If that variable is a reference type, the slot is holding a pointer to the object's location in memory, so the thing being passed is a pointer to your variable (just like with value types), which itself contains another pointer (not like value types) which leads to the memory location that holds the object referred to by the variable.
This allows a function to modify a variable in another function, like this:
Sub IPassByReference
Dim myVariable As Boolean = False
IReceiveByReference myVariable
Debug.Print(myVariable.ToString()) 'Always prints True
End Function
Sub IReceiveByReference(ByRef flag As Boolean)
flag = True 'the memory address of myVariable was passed.
End Function
Let's compare to the situation where you pass by value:
Sub IPassByValue
Dim myVariable As Boolean = False
IReceiveByValue myVariable
Debug.Print(myVariable.ToString()) 'Always prints False
End Function
Sub IReceiveByValue(ByVal flag As Boolean)
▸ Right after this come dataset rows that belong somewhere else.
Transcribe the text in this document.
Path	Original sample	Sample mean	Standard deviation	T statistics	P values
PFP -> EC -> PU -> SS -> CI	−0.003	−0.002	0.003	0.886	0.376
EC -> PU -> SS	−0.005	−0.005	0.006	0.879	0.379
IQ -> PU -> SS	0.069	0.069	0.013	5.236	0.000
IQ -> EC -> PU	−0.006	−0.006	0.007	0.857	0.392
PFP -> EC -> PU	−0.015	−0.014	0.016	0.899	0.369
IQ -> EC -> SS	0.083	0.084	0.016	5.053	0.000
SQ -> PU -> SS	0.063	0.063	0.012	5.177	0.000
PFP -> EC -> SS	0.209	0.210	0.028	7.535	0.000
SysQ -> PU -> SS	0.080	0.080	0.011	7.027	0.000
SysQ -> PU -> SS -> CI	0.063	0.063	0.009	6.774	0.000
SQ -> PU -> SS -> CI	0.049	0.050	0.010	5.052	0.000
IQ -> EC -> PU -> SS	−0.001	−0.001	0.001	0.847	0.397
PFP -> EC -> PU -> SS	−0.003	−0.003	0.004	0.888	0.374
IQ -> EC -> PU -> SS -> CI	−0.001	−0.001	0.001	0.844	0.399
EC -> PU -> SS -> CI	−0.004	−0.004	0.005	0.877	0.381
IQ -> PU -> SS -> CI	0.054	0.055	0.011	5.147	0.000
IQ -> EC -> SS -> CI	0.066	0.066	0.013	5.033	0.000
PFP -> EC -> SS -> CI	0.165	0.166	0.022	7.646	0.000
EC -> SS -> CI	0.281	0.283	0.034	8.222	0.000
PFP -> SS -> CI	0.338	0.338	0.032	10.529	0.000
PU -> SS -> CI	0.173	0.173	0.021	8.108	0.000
flag = True 'the value of myVariable was passed.
End Function
In the above example, Boolean is a value type. If it were an object, IReceiveByReference would have the power to point myVariable to an entirely new object, because it received the address of myVariable - not the address of the object to which myVariable points. By contrast, IReceiveByValue was only passed the contents of myVariable, so it cannot change myVariable to point to a new object. It could still change the object by setting its fields and properties and calling its methods, though.
Return By-Reference?
Although functions can pass variables by reference, they cannot return them that way. When a function returns, its local variables do not exist anymore (or are pending cleanup if they are heap-allocated). Functions therefore always return by value; because the local variables don't have valid memory addresses anymore, there aren't any variable references to return.
Putting it all together, when you return an object from a function, the only thing that is copied is the address of the object. When you return a value type from a function, the value itself is copied.
This means reference types are essentially value types, wherein the value is the memory address of an object on the heap, (or Nothing).
It just passes back a reference (assuming big_obj is a class). I wouldn't use the term "by reference" here, as that has a subtly different meaning when it comes to parameter passing - but assuming big_obj is a class - a reference type - the value of ret_obj is a reference, and that reference will be what's returned.
I don't have any articles on this from a VB perspective, but if you're happy to look at C#, you may find these articles useful:
Reference and value types
Parameter passing in C#
VB.NET does not have the ability to return by reference. Neither does C# for that matter, but it has been proposed. What you actually get back is just a reference to the object. So to precisely define this it returns a reference to the object. It does not return by reference like what you might compare to the ByRef keyword.